Riley’s hair was going flat already, dripping sweat and product down his temples. The pink scar stood out sharply on his cheek. He tugged Andrew’s arm, saying, “Come inside, let me make you another drink.”

The kitchen countertops were strewn with bottles and cups, and the sink was full of bags of ice. Riley popped the plastic safe-pourer out of a handle of whiskey and offered it over. Andrew swigged straight from the bottle. The burn scoured his throat from the inside, cheap and medicinal. They passed it back and forth until Riley choked a little and spit into the sink.

Andrew snorted. “Sanitary, spitting on the ice.”

“Next to it,” Riley corrected him. “You feeling good?”

Andrew’s head swam pleasantly. He hadn’t had much to eat before coming out. He’d dropped the finished roach somewhere outside, and he wondered if people often set the yard alight by accident during drought weeks.

“Maybe I am,” he allowed. “Where’s your, uh, your girlfriend?”

Riley wrinkled his nose and said, “Did you check the scene outside? I think Ethan is the only person at this party who isn’t white, and Irene is the lone chick. Luca doesn’t want to deal with that, and I don’t blame her.

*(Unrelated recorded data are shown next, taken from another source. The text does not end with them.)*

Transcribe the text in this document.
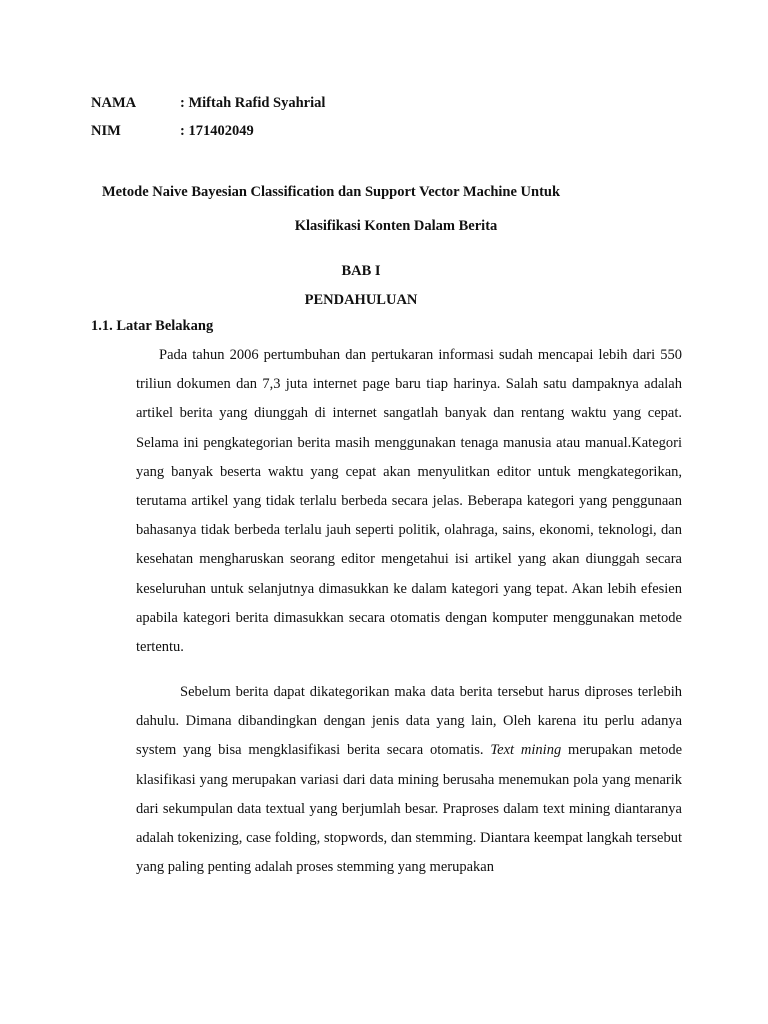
NAMA	: Miftah Rafid Syahrial
NIM	: 171402049
Metode Naive Bayesian Classification dan Support Vector Machine Untuk
Klasifikasi Konten Dalam Berita
BAB I
PENDAHULUAN
1.1. Latar Belakang

Pada tahun 2006 pertumbuhan dan pertukaran informasi sudah mencapai lebih dari 550 triliun dokumen dan 7,3 juta internet page baru tiap harinya. Salah satu dampaknya adalah artikel berita yang diunggah di internet sangatlah banyak dan rentang waktu yang cepat. Selama ini pengkategorian berita masih menggunakan tenaga manusia atau manual.Kategori yang banyak beserta waktu yang cepat akan menyulitkan editor untuk mengkategorikan, terutama artikel yang tidak terlalu berbeda secara jelas. Beberapa kategori yang penggunaan bahasanya tidak berbeda terlalu jauh seperti politik, olahraga, sains, ekonomi, teknologi, dan kesehatan mengharuskan seorang editor mengetahui isi artikel yang akan diunggah secara keseluruhan untuk selanjutnya dimasukkan ke dalam kategori yang tepat. Akan lebih efesien apabila kategori berita dimasukkan secara otomatis dengan komputer menggunakan metode tertentu.

Sebelum berita dapat dikategorikan maka data berita tersebut harus diproses terlebih dahulu. Dimana dibandingkan dengan jenis data yang lain, Oleh karena itu perlu adanya system yang bisa mengklasifikasi berita secara otomatis. Text mining merupakan metode klasifikasi yang merupakan variasi dari data mining berusaha menemukan pola yang menarik dari sekumpulan data textual yang berjumlah besar. Praproses dalam text mining diantaranya adalah tokenizing, case folding, stopwords, dan stemming. Diantara keempat langkah tersebut yang paling penting adalah proses stemming yang merupakan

Sam’s parties are kind of … their own thing, you know? He mixes business with pleasure.”

Andrew rewound his memory to check against Riley’s explanation. He hadn’t noticed the party’s makeup, but on second thought, he guessed it was true. Most of the faces he’d passed were variations on his own—or, more accurately, Sam’s. Scruff on square jaws, farmer’s tans, high-top sneakers and blue jeans. West’s initial warning took on a different significance in hindsight, with Riley’s comment that his girlfriend wouldn’t be caught in this white, rowdy crowd ringing in his ears.

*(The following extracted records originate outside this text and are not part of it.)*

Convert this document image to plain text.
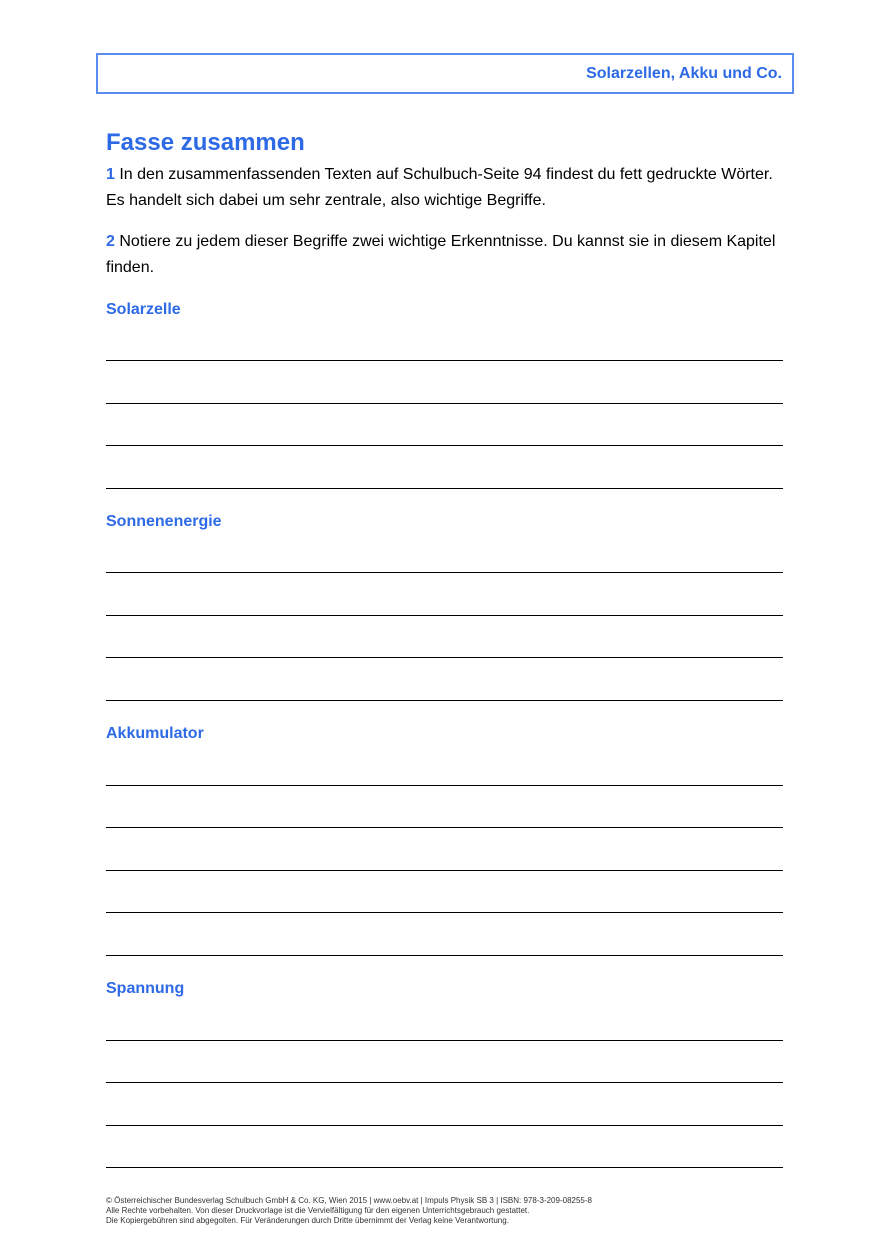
Solarzellen, Akku und Co.
Fasse zusammen
1 In den zusammenfassenden Texten auf Schulbuch-Seite 94 findest du fett gedruckte Wörter. Es handelt sich dabei um sehr zentrale, also wichtige Begriffe.
2 Notiere zu jedem dieser Begriffe zwei wichtige Erkenntnisse. Du kannst sie in diesem Kapitel finden.
Solarzelle
Sonnenenergie
Akkumulator
Spannung
© Österreichischer Bundesverlag Schulbuch GmbH & Co. KG, Wien 2015 | www.oebv.at | Impuls Physik SB 3 | ISBN: 978-3-209-08255-8
Alle Rechte vorbehalten. Von dieser Druckvorlage ist die Vervielfältigung für den eigenen Unterrichtsgebrauch gestattet.
Die Kopiergebühren sind abgegolten. Für Veränderungen durch Dritte übernimmt der Verlag keine Verantwortung.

“Hey,” Halse bellowed from the deck. “Stop hogging the guest of honor!”

“Get fucked, Sam!” Riley hollered back, voice cracking.

Andrew glanced at his own shaking hands. He kept expecting to hear Eddie’s voice in the cacophony outside, sliding between the gaps of the music when the track changed. Riley’s palm slapped onto the back of his neck and squeezed. Andrew blinked down at him as Riley searched his face with drawn-together brows.

“Quit that pussy shit,” Halse said from the doorway.

Andrew jerked free and Riley huffed, “Shut up, Sam.”

Halse shoved aside a stack of cups and said, “Go grab me a book, oh cousin of mine.”

“I don’t think—”

“He doesn’t have to, but I’m going to,” Halse said.

Andrew sat at the kitchen table while Riley disappeared into the bowels of the house. Halse leaned against the counter. His black jeans rode low on his hips, baring inches of an electric green pair of boxer briefs. The muscle tank he wore had a grease stain on the side in the shape of a palm, smeared and faded. He expected Halse to speak, but the silence settled. The weight of the ticking clock dragged them both toward sunset.